I didn’t think when I ran out of my office.

Or when I broke five different road rules in my panic to make it back to the Founder’s house.

In fact, my body is running on pure adrenaline and a single brain cell as I rush into the house, shouting Dahlia’s name while searching for the attic.

She cries out from one side of the house, and I rush to the stairs. My shoes slap against the wood, matching the staccato beat of my heart as I hurry up the steps.

The sight of Dahlia cradling her left arm to her chest nearly brings me to my knees.

This is all your fault.

“What happened?” I do my best to tamp down the edge in my voice.

“Oh, thank God you came alone. I don’t think I could deal with my mom or sister hyperventilating and praying the pain away right now.” Dahlia’s voice cracks, betraying the calm mask she’s fighting to keep.

My gaze bounces between her, the ladder, and the rolls of paper a few feet away. “What the hell were you thinking?”

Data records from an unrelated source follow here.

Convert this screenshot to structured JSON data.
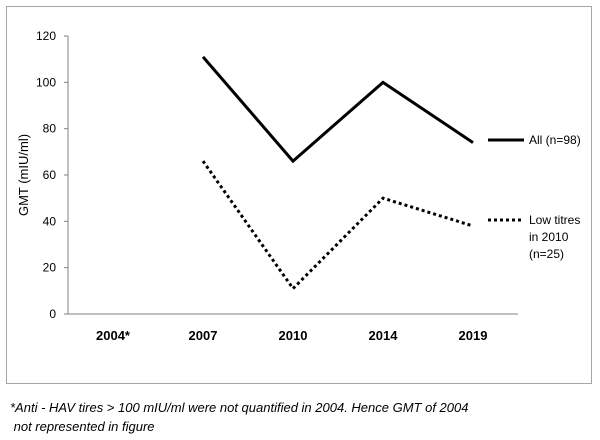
{
  "chart_data": {
    "type": "line",
    "categories": [
      "2004*",
      "2007",
      "2010",
      "2014",
      "2019"
    ],
    "series": [
      {
        "name": "All (n=98)",
        "values": [
          null,
          111,
          66,
          100,
          74
        ],
        "style": "solid",
        "color": "#000000"
      },
      {
        "name_lines": [
          "Low titres",
          "in 2010",
          "(n=25)"
        ],
        "values": [
          null,
          66,
          11,
          50,
          38
        ],
        "style": "dotted",
        "color": "#000000"
      }
    ],
    "title": "",
    "xlabel": "",
    "ylabel": "GMT (mIU/ml)",
    "ylim": [
      0,
      120
    ],
    "yticks": [
      0,
      20,
      40,
      60,
      80,
      100,
      120
    ],
    "grid": false,
    "legend": "right"
  },
  "footnote": {
    "line1": "*Anti - HAV tires > 100 mIU/ml were not quantified in 2004. Hence GMT of 2004",
    "line2": " not represented in figure"
  }
}
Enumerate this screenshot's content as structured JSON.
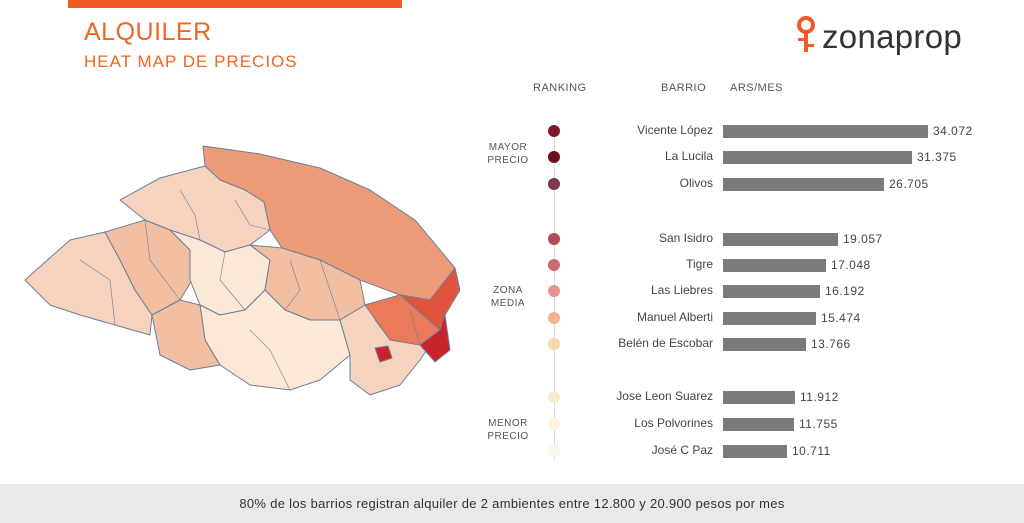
{
  "header": {
    "title": "ALQUILER",
    "subtitle": "HEAT MAP DE PRECIOS",
    "logo_text": "zonaprop",
    "accent_color": "#f15a22"
  },
  "columns": {
    "ranking": "RANKING",
    "barrio": "BARRIO",
    "price": "ARS/MES"
  },
  "groups": [
    {
      "line1": "MAYOR",
      "line2": "PRECIO"
    },
    {
      "line1": "ZONA",
      "line2": "MEDIA"
    },
    {
      "line1": "MENOR",
      "line2": "PRECIO"
    }
  ],
  "chart_data": {
    "type": "bar",
    "orientation": "horizontal",
    "categories": [
      "Vicente López",
      "La Lucila",
      "Olivos",
      "San Isidro",
      "Tigre",
      "Las Liebres",
      "Manuel Alberti",
      "Belén de Escobar",
      "Jose Leon Suarez",
      "Los Polvorines",
      "José C Paz"
    ],
    "values": [
      34072,
      31375,
      26705,
      19057,
      17048,
      16192,
      15474,
      13766,
      11912,
      11755,
      10711
    ],
    "value_labels": [
      "34.072",
      "31.375",
      "26.705",
      "19.057",
      "17.048",
      "16.192",
      "15.474",
      "13.766",
      "11.912",
      "11.755",
      "10.711"
    ],
    "rank_colors": [
      "#7b1a24",
      "#6e1219",
      "#7c3a4c",
      "#b24a56",
      "#cc6a74",
      "#e8928a",
      "#f2b28e",
      "#f7d7ab",
      "#fae9c8",
      "#fdf3e0",
      "#fdf6ea"
    ],
    "bar_color": "#7b7b7b",
    "xlim": [
      0,
      34072
    ]
  },
  "map": {
    "colors": {
      "darkest": "#c9242b",
      "dark": "#e0533c",
      "mid": "#ea7a5a",
      "orange": "#ec9b79",
      "light": "#f2bfa3",
      "lighter": "#f5d3bf",
      "palest": "#fbe7d6"
    },
    "border_color": "#6f7f98"
  },
  "footer": {
    "text": "80% de los barrios registran alquiler  de 2 ambientes entre 12.800 y 20.900 pesos por mes"
  }
}
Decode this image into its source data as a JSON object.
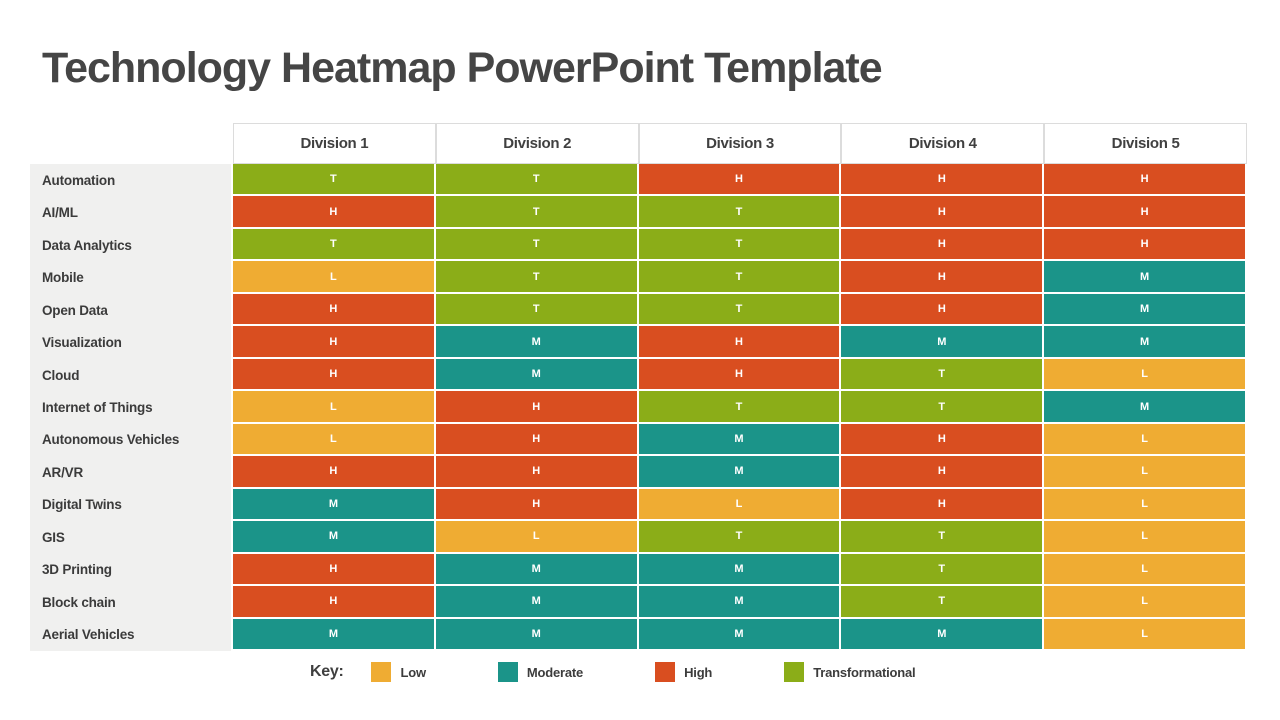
{
  "chart_data": {
    "type": "heatmap",
    "title": "Technology Heatmap PowerPoint Template",
    "columns": [
      "Division 1",
      "Division 2",
      "Division 3",
      "Division 4",
      "Division 5"
    ],
    "rows": [
      "Automation",
      "AI/ML",
      "Data Analytics",
      "Mobile",
      "Open Data",
      "Visualization",
      "Cloud",
      "Internet of Things",
      "Autonomous Vehicles",
      "AR/VR",
      "Digital Twins",
      "GIS",
      "3D Printing",
      "Block chain",
      "Aerial Vehicles"
    ],
    "values": [
      [
        "T",
        "T",
        "H",
        "H",
        "H"
      ],
      [
        "H",
        "T",
        "T",
        "H",
        "H"
      ],
      [
        "T",
        "T",
        "T",
        "H",
        "H"
      ],
      [
        "L",
        "T",
        "T",
        "H",
        "M"
      ],
      [
        "H",
        "T",
        "T",
        "H",
        "M"
      ],
      [
        "H",
        "M",
        "H",
        "M",
        "M"
      ],
      [
        "H",
        "M",
        "H",
        "T",
        "L"
      ],
      [
        "L",
        "H",
        "T",
        "T",
        "M"
      ],
      [
        "L",
        "H",
        "M",
        "H",
        "L"
      ],
      [
        "H",
        "H",
        "M",
        "H",
        "L"
      ],
      [
        "M",
        "H",
        "L",
        "H",
        "L"
      ],
      [
        "M",
        "L",
        "T",
        "T",
        "L"
      ],
      [
        "H",
        "M",
        "M",
        "T",
        "L"
      ],
      [
        "H",
        "M",
        "M",
        "T",
        "L"
      ],
      [
        "M",
        "M",
        "M",
        "M",
        "L"
      ]
    ],
    "value_meanings": {
      "L": "Low",
      "M": "Moderate",
      "H": "High",
      "T": "Transformational"
    },
    "colors": {
      "L": "#EFAC33",
      "M": "#1B9489",
      "H": "#D94E20",
      "T": "#8BAD18"
    },
    "row_label_background": "#F0F0EF",
    "gridline_color": "#FFFFFF",
    "legend_position": "bottom"
  },
  "legend": {
    "key_label": "Key:",
    "items": [
      {
        "code": "L",
        "label": "Low",
        "color": "#EFAC33"
      },
      {
        "code": "M",
        "label": "Moderate",
        "color": "#1B9489"
      },
      {
        "code": "H",
        "label": "High",
        "color": "#D94E20"
      },
      {
        "code": "T",
        "label": "Transformational",
        "color": "#8BAD18"
      }
    ]
  }
}
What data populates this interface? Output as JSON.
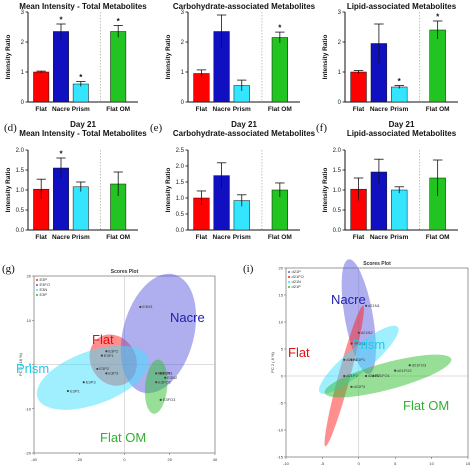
{
  "chart_data": [
    {
      "type": "bar",
      "panel": "",
      "title": "Mean Intensity - Total Metabolites",
      "subtitle": "",
      "ylabel": "Intensity Ratio",
      "ylim": [
        0,
        3
      ],
      "yticks": [
        "0",
        "1",
        "2",
        "3"
      ],
      "categories": [
        "Flat",
        "Nacre",
        "Prism",
        "Flat OM"
      ],
      "values": [
        1.0,
        2.35,
        0.6,
        2.35
      ],
      "errors": [
        0.03,
        0.25,
        0.08,
        0.2
      ],
      "significant": [
        false,
        true,
        true,
        true
      ],
      "colors": [
        "#ff0000",
        "#1010c0",
        "#33e5ff",
        "#22c422"
      ]
    },
    {
      "type": "bar",
      "panel": "",
      "title": "Carbohydrate-associated Metabolites",
      "subtitle": "",
      "ylabel": "Intensity Ratio",
      "ylim": [
        0,
        3
      ],
      "yticks": [
        "0",
        "1",
        "2",
        "3"
      ],
      "categories": [
        "Flat",
        "Nacre",
        "Prism",
        "Flat OM"
      ],
      "values": [
        0.95,
        2.35,
        0.55,
        2.15
      ],
      "errors": [
        0.12,
        0.55,
        0.18,
        0.18
      ],
      "significant": [
        false,
        false,
        false,
        true
      ],
      "colors": [
        "#ff0000",
        "#1010c0",
        "#33e5ff",
        "#22c422"
      ]
    },
    {
      "type": "bar",
      "panel": "",
      "title": "Lipid-associated Metabolites",
      "subtitle": "",
      "ylabel": "Intensity Ratio",
      "ylim": [
        0,
        3
      ],
      "yticks": [
        "0",
        "1",
        "2",
        "3"
      ],
      "categories": [
        "Flat",
        "Nacre",
        "Prism",
        "Flat OM"
      ],
      "values": [
        1.0,
        1.95,
        0.5,
        2.4
      ],
      "errors": [
        0.05,
        0.65,
        0.05,
        0.3
      ],
      "significant": [
        false,
        false,
        true,
        true
      ],
      "colors": [
        "#ff0000",
        "#1010c0",
        "#33e5ff",
        "#22c422"
      ]
    },
    {
      "type": "bar",
      "panel": "(d)",
      "title": "Mean Intensity - Total Metabolites",
      "subtitle": "Day 21",
      "ylabel": "Intensity Ratio",
      "ylim": [
        0,
        2
      ],
      "yticks": [
        "0.0",
        "0.5",
        "1.0",
        "1.5",
        "2.0"
      ],
      "categories": [
        "Flat",
        "Nacre",
        "Prism",
        "Flat OM"
      ],
      "values": [
        1.02,
        1.55,
        1.08,
        1.15
      ],
      "errors": [
        0.25,
        0.25,
        0.12,
        0.3
      ],
      "significant": [
        false,
        true,
        false,
        false
      ],
      "colors": [
        "#ff0000",
        "#1010c0",
        "#33e5ff",
        "#22c422"
      ]
    },
    {
      "type": "bar",
      "panel": "(e)",
      "title": "Carbohydrate-associated Metabolites",
      "subtitle": "Day 21",
      "ylabel": "Intensity Ratio",
      "ylim": [
        0,
        2.5
      ],
      "yticks": [
        "0.0",
        "0.5",
        "1.0",
        "1.5",
        "2.0",
        "2.5"
      ],
      "categories": [
        "Flat",
        "Nacre",
        "Prism",
        "Flat OM"
      ],
      "values": [
        1.0,
        1.7,
        0.92,
        1.25
      ],
      "errors": [
        0.22,
        0.4,
        0.18,
        0.22
      ],
      "significant": [
        false,
        false,
        false,
        false
      ],
      "colors": [
        "#ff0000",
        "#1010c0",
        "#33e5ff",
        "#22c422"
      ]
    },
    {
      "type": "bar",
      "panel": "(f)",
      "title": "Lipid-associated Metabolites",
      "subtitle": "Day 21",
      "ylabel": "Intensity Ratio",
      "ylim": [
        0,
        2
      ],
      "yticks": [
        "0.0",
        "0.5",
        "1.0",
        "1.5",
        "2.0"
      ],
      "categories": [
        "Flat",
        "Nacre",
        "Prism",
        "Flat OM"
      ],
      "values": [
        1.02,
        1.45,
        1.0,
        1.3
      ],
      "errors": [
        0.28,
        0.32,
        0.08,
        0.45
      ],
      "significant": [
        false,
        false,
        false,
        false
      ],
      "colors": [
        "#ff0000",
        "#1010c0",
        "#33e5ff",
        "#22c422"
      ]
    },
    {
      "type": "scatter",
      "panel": "(g)",
      "title": "Scores Plot",
      "xlabel": "",
      "ylabel": "PC 2 ( 18 %)",
      "xlim": [
        -40,
        40
      ],
      "ylim": [
        -20,
        20
      ],
      "xticks": [
        -40,
        -20,
        0,
        20,
        40
      ],
      "yticks": [
        -20,
        -10,
        0,
        10,
        20
      ],
      "legend": [
        "E3P",
        "E3FO",
        "E3N",
        "E3P"
      ],
      "groups": [
        {
          "name": "Flat",
          "color": "#ff2020",
          "cx": -5,
          "cy": 1,
          "rx": 10,
          "ry": 6,
          "angle": -30,
          "points": [
            {
              "label": "E3P1",
              "x": -10,
              "y": 2
            },
            {
              "label": "E3P2",
              "x": -8,
              "y": 3
            },
            {
              "label": "E3P3",
              "x": -8,
              "y": -2
            }
          ]
        },
        {
          "name": "Nacre",
          "color": "#6060e0",
          "cx": 15,
          "cy": 7,
          "rx": 27,
          "ry": 8,
          "angle": -75,
          "points": [
            {
              "label": "E3N3",
              "x": 7,
              "y": 13
            },
            {
              "label": "E3N1",
              "x": 16,
              "y": -2
            },
            {
              "label": "E3N2",
              "x": 18,
              "y": -3
            }
          ]
        },
        {
          "name": "Prism",
          "color": "#40e0ff",
          "cx": -14,
          "cy": -3,
          "rx": 26,
          "ry": 6,
          "angle": -20,
          "points": [
            {
              "label": "E3P1",
              "x": -25,
              "y": -6
            },
            {
              "label": "E3P2",
              "x": -12,
              "y": -1
            },
            {
              "label": "E3P3",
              "x": -18,
              "y": -4
            }
          ]
        },
        {
          "name": "Flat OM",
          "color": "#30c030",
          "cx": 14,
          "cy": -5,
          "rx": 12,
          "ry": 2.5,
          "angle": -85,
          "points": [
            {
              "label": "E3FO1",
              "x": 14,
              "y": -2
            },
            {
              "label": "E3FO2",
              "x": 14,
              "y": -4
            },
            {
              "label": "E3FO3",
              "x": 16,
              "y": -8
            }
          ]
        }
      ]
    },
    {
      "type": "scatter",
      "panel": "(i)",
      "title": "Scores Plot",
      "xlabel": "",
      "ylabel": "PC 2 ( 8 %)",
      "xlim": [
        -10,
        15
      ],
      "ylim": [
        -15,
        20
      ],
      "xticks": [
        -10,
        -5,
        0,
        5,
        10,
        15
      ],
      "yticks": [
        -15,
        -10,
        -5,
        0,
        5,
        10,
        15,
        20
      ],
      "legend": [
        "d21P",
        "d21FO",
        "d21N",
        "d21P"
      ],
      "groups": [
        {
          "name": "Nacre",
          "color": "#6060e0",
          "cx": 0,
          "cy": 11,
          "rx": 8,
          "ry": 2.6,
          "angle": -100,
          "points": [
            {
              "label": "d21N1",
              "x": 1,
              "y": 13
            },
            {
              "label": "d21N2",
              "x": 0,
              "y": 8
            },
            {
              "label": "d21N3",
              "x": -1,
              "y": 6
            }
          ]
        },
        {
          "name": "Flat",
          "color": "#ff2020",
          "cx": -2,
          "cy": 0,
          "rx": 10,
          "ry": 1.1,
          "angle": -75,
          "points": [
            {
              "label": "d21P1",
              "x": -2,
              "y": 3
            },
            {
              "label": "d21P2",
              "x": -2,
              "y": 0
            }
          ]
        },
        {
          "name": "Prism",
          "color": "#40e0ff",
          "cx": 0,
          "cy": 3,
          "rx": 7,
          "ry": 2.3,
          "angle": -40,
          "points": [
            {
              "label": "d21P1",
              "x": -1,
              "y": 3
            },
            {
              "label": "d21P2",
              "x": 1,
              "y": 0
            },
            {
              "label": "d21P3",
              "x": -1,
              "y": -2
            }
          ]
        },
        {
          "name": "Flat OM",
          "color": "#30c030",
          "cx": 4,
          "cy": 0,
          "rx": 9,
          "ry": 2.5,
          "angle": -15,
          "points": [
            {
              "label": "d21FO1",
              "x": 2,
              "y": 0
            },
            {
              "label": "d21FO2",
              "x": 5,
              "y": 1
            },
            {
              "label": "d21FO3",
              "x": 7,
              "y": 2
            }
          ]
        }
      ]
    }
  ]
}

“Can you help me first, lecture me later? I’m pretty sure I broke my arm.” She points at her limp limb.

“I’m going to call for an ambulance.” I kneel beside her and fumble for my phone.

“No!”

“Why not?”

“No need for that whole production.”

I check out her arm again. “We could make everything worse by moving you.”

“The thought of being in an ambulance…” Her voice shakes.

Shit. In my panic, I nearly forgot about how Dahlia had a front-row seat to her dad dying in the back of an ambulance from a stroke.

“Will you drive? Please.” She attempts to sit up.

I hold her down by pressing her shoulders while assessing the situation. “I’m going to have to carry you.”

“I can walk! Watch. But help me stand up first.” She attempts to sit up with a hiss.

“Stop moving or I’m calling an ambulance.”

“Wait! Can you get my phone first? It’s on the windowsill.”

“Fine.” I grab her phone and tuck it into my back pocket.

I kneel and slide my arms beneath her. Her eyes water as I hold her against my chest and rise, doing my best to avoid aggravating her injury.

My hands tighten around her. “You good?”

“Never been better.” Her overly cheery voice grates on my frayed nerves.

When she answered the phone, my mind jumped to the worst conclusion based on Dahlia’s muffled, panicked voice. I couldn’t stop the graphic images from playing in my head after years spent working in construction.

Cracked skull.

Broken spine.

Paralysis.

You’ve seen it all, yet you never reacted like this before.

I shake the thought away, only to have it return with a vengeance as Dahlia hides her face against my shirt, dampening the material with her tears.

You still care about her.

Mierda.

I’m not given more than a second to process the thought before Dahlia speaks up again.

She sniffles. “This is all so stupid.”

I stalk toward the exit. “What is?”

“Breaking my arm like this.”

“How did it happen?” I walk toward the stairwell while doing my best to keep her steady.

“I had a run-in with a spider.”

“A spider?”

“I know what you’re thinking. But that beast was the size of a tarantula and had a set of fangs like a snake.” She trembles against me when I take the first step down the stairs.